In the face of a threat of cholera, he obtained tighter quarantine regulations, put inspectors at the railroad station and the New York boat landings, fumigated newly arriving immigrants, and conducted clean-ups on an emergency basis. Cholera did not come to Providence as a direct result of these efforts. He obtained authority in 1892 to compel the removal of privies and cesspools where street sewage lines were operating. The garbage system in Providence in the 1890s was among the best among American cities.

In 1915, Dr. Chapin published a “Report on State Public Health Work” based on a State Boards of Health survey. It was the first comprehensive analysis of health department procedures in the world. It inspired the founding of the Committee on Administrative Practice of the American Public Health Association, which transformed public health. He served as president of the American Health Association (1926-1927) and the first president of the American Epidemiological Society (1927.)

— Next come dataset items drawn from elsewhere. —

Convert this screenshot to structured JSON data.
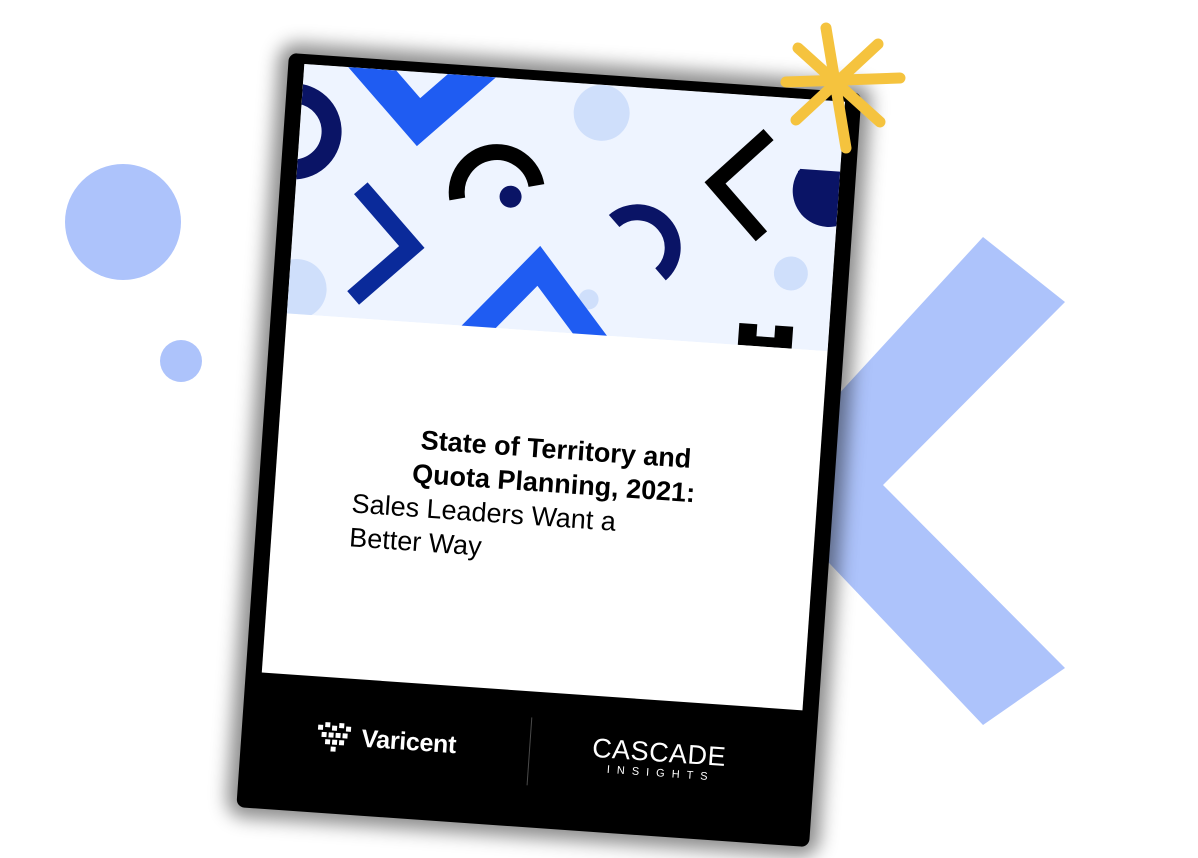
{
  "report": {
    "title_bold_lines": [
      "State of Territory and",
      "Quota Planning, 2021:"
    ],
    "subtitle_lines": [
      "Sales Leaders Want a",
      "Better Way"
    ]
  },
  "footer": {
    "left_logo": {
      "text": "Varicent",
      "icon": "varicent-pixel-heart-icon"
    },
    "right_logo": {
      "name": "CASCADE",
      "tagline": "INSIGHTS",
      "icon": "cascade-triangle-icon"
    }
  },
  "colors": {
    "periwinkle": "#adc3fb",
    "royal_blue": "#1f5cf2",
    "navy": "#0a1466",
    "pale_blue": "#cfdffb",
    "pattern_bg": "#eef4ff",
    "star_yellow": "#f5c33e",
    "black": "#000000",
    "white": "#ffffff"
  },
  "decorations": {
    "large_circle_icon": "circle-icon",
    "small_circle_icon": "circle-icon",
    "chevron_icon": "chevron-left-icon",
    "star_icon": "asterisk-star-icon"
  }
}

Dr. Chapin was described as a man who combined wisdom and charm. When his associates did not perform their duties as expected, he reportedly could express his displeasure as effectively as a drill sergeant, venting scathing sarcasm when confronted with sham or pretense. Yet he rarely offended because of his fairness and unfailing courtesy. He had hoped to complete fifty years as Superintendent of Health, but illness forced him to resign in 1932, two years short of his goal. Tributes rolled in from all over the world. The Providence City Hospital was renamed the Charles V. Chapin Hospital. The Rhode Island Medical Society described him as “the greatest physician who has ever lived in Rhode Island” when it established the Charles Value Chapin Annual Oration Award. The first oration was delivered at the annual meeting of the Society on June 3, 1942. The tradition has been carried on since then, with the mayor of Providence presenting the medal annually. “He was the greatest contributor to humanity of any Brown graduate,” Henry Wriston, Brown president said at Dr. Chapin’s funeral. Dr. Chapin was awarded the Marcellus Hartley Honor Medal of the National Academy of Sciences. He was the first recipient of the Sedgwick Memorial Medal of the American Public Health Association for “distinguished service in public health.” In London, he was awarded an Honorary Fellowship of the Society of Medical Officers of Health, an honor that has come to few Americans.

After two years of poor health, Dr. Chapin died on January 31, 1941, at the age of 85. He was inducted into The Rhode Island Heritage Hall of Fame in 1966.

For additional reading:
1. Charles V. Chapin and the Public Health Movement by James H. Cassidy, Harvard University Press, 1962.
2. Papers of Charles V. Chapin, edited by Clarence L. Scamman, Oxford University Press, London, 1934. 1934.
3. Guide to the Charles V. Chapin Papers, 1880-1941, Rhode Island Historical Society, 2009.